Even nowadays, where Deep Learning (DL) has achieved state-of-the-art performance in a wide range of research domains, accelerating training and building robust DL models remains a challenging task. To this end, generations of researchers have pursued developing robust methods for training DL architectures that can be less sensitive to weight distributions, model architectures, and loss landscapes. However, such methods are limited to adaptive learning rate optimizers, initialization schemes, and clipping gradients without investigating the fundamental rule of parameters update. Although multiplicative updates have contributed significantly to the early development of machine learning and hold strong theoretical claims, to the best of our knowledge, this is the first work that investigates them in a unified manner in the context of DL optimization.
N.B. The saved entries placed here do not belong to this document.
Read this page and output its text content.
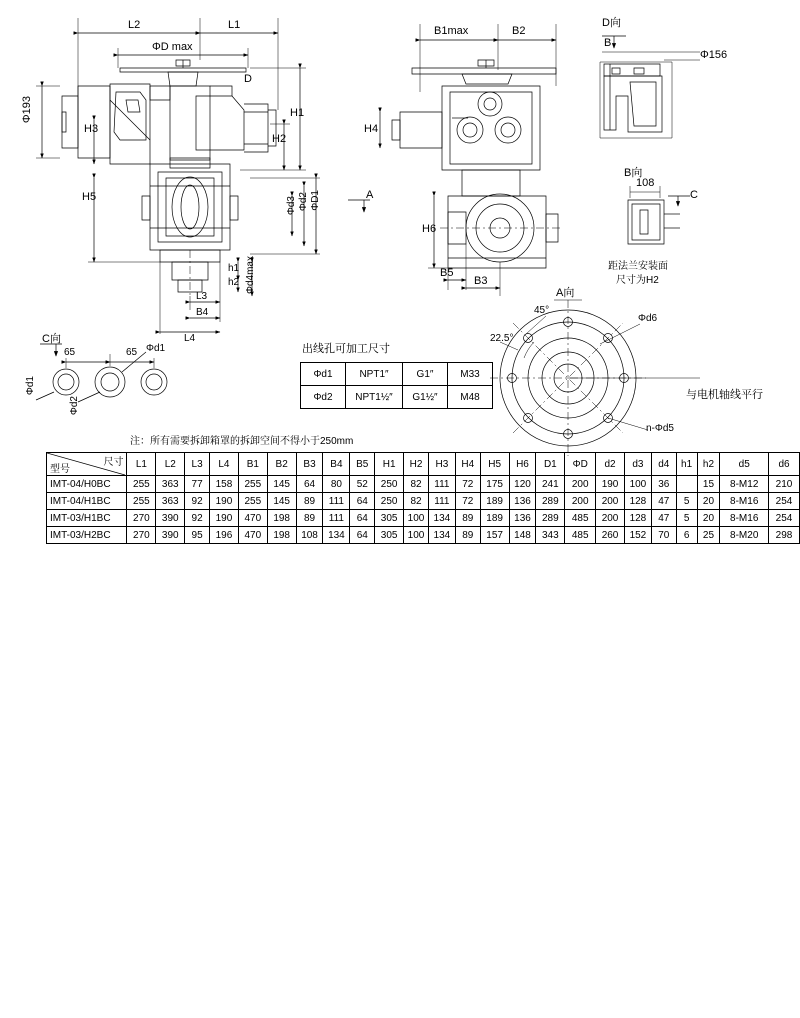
L2	L1
ΦD max
Φ193
H3
H5
H1
H2
D
Φd3 Φd2 ΦD1
Φd4max
h1
h2
L3
B4
L4
A
B1max	B2
H4
H6
B5
B3
D向
B
Φ156
B向
108
C
距法兰安装面
尺寸为H2
C向
65	65 Φd1
Φd1
Φd2
A向
45°
22.5°
Φd6
n-Φd5
与电机轴线平行
出线孔可加工尺寸
Φd1	NPT1″	G1″	M33
Φd2	NPT1½″	G1½″	M48
注：所有需要拆卸箱罩的拆卸空间不得小于250mm
尺寸
型号	L1	L2	L3	L4	B1	B2	B3	B4	B5	H1	H2	H3	H4	H5	H6	D1	ΦD	d2	d3	d4	h1	h2	d5	d6
IMT-04/H0BC	255	363	77	158	255	145	64	80	52	250	82	111	72	175	120	241	200	190	100	36		15	8-M12	210
IMT-04/H1BC	255	363	92	190	255	145	89	111	64	250	82	111	72	189	136	289	200	200	128	47	5	20	8-M16	254
IMT-03/H1BC	270	390	92	190	470	198	89	111	64	305	100	134	89	189	136	289	485	200	128	47	5	20	8-M16	254
IMT-03/H2BC	270	390	95	196	470	198	108	134	64	305	100	134	89	157	148	343	485	260	152	70	6	25	8-M20	298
In this work, we propose an optimization framework that fits a wide range of optimization algorithms and enables one to apply alternative update rules. To this end, we propose a novel multiplicative update rule and we extend their capabilities by combining it with a traditional additive update term, under a novel hybrid update method. We claim that the proposed framework accelerates training while leading to more robust models in contrast to traditionally used additive update rule, and we experimentally demonstrate its effectiveness in a wide range of task and optimization methods. Such tasks range from convex and non-convex optimization to difficult image classification benchmarks applying a wide range of traditionally used optimization methods and Deep Neural Network (DNN) architectures, providing quantitative and qualitative experimental results.